Bir an düşündü. İyi ki Karısı yoktu. İyi ki yıllar evvel babasına kanıp evlenmemişti. Nice olurdu hali.
Neyse neyse dedi kendi kendine. Onun yapacağı işler vardı. Daha doğrusu bir işi vardı. Onun işi varsa yoksa parasıydı.
Pencere camlarına usul usul yağmur damlaları yalıyordu. Hafiften bir yel esti. Bir kedi martlaşmak için miyavladı. Onu başka bir kedi takip etti. Numan kendi kendine mırıldandı.
Ne dediğini kendisi de duymadı. Ayakları birebirine dolanarak oda kapısına yaklaştı. Anahtar deliğinden dışarı gözledi. Dışarısı zifiri karanlık, İn cin top oynuyordu. Bir anda aklına buğday ambarı geldi. Tabi ya parayı ambara saklamalıydı. Orada kimsecikler ilişmezdi parasına.
Hızlı adımlarla ilerleyen Numan kendini buğday ambarında buldu.
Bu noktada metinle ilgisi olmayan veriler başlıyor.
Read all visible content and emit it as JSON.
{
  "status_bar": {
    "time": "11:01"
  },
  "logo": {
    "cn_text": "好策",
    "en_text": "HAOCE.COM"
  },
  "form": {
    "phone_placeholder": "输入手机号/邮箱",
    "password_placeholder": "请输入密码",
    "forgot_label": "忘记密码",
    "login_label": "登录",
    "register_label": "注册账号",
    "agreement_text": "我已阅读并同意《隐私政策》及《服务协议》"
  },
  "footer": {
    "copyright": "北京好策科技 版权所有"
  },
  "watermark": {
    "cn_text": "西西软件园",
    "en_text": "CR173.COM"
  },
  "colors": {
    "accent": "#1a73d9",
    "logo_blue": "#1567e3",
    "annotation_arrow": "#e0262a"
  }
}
Para dolu keseyi ambarın en ücra köşesine iteledi.
Sinsice öteyi beriyi kolaçan ettikten sonra odasına çekildi. Artık o gece rahat bir uyku uyuyabilirdi.
.
Kısa sürede uykuya dalan Numan rüyasında koca koca fareler ağzından burnundan giriyor kulaklarından çıkıyordu.
Korkuyla uyanan Numan paraları düşündü. Acaba yerinde duruyor muydu? Yoksa tıpkı rüyasındaki gibi her şeyi yemişler miydi? Bu düşünce onu dehşete düşürdü.
Yatağından fırladığı gibi soluğu ambarda alan Numan elini kürek gibi buğday yığınına daldırdı. Parmaklarının ucuyla para kesesini çıkardı. Fakat kesedeki paralar kemirgenlerce parça pinçik edilmişti.
Bu manzara karşısında nutku tutulan olduğu yere çöktü. Gözlerini bir noktaya dikti. İşaret parmağıyla dudaklarını oynamaya başladı. O günden sonra Numan Ağa hiç eskisi gibi olmadı.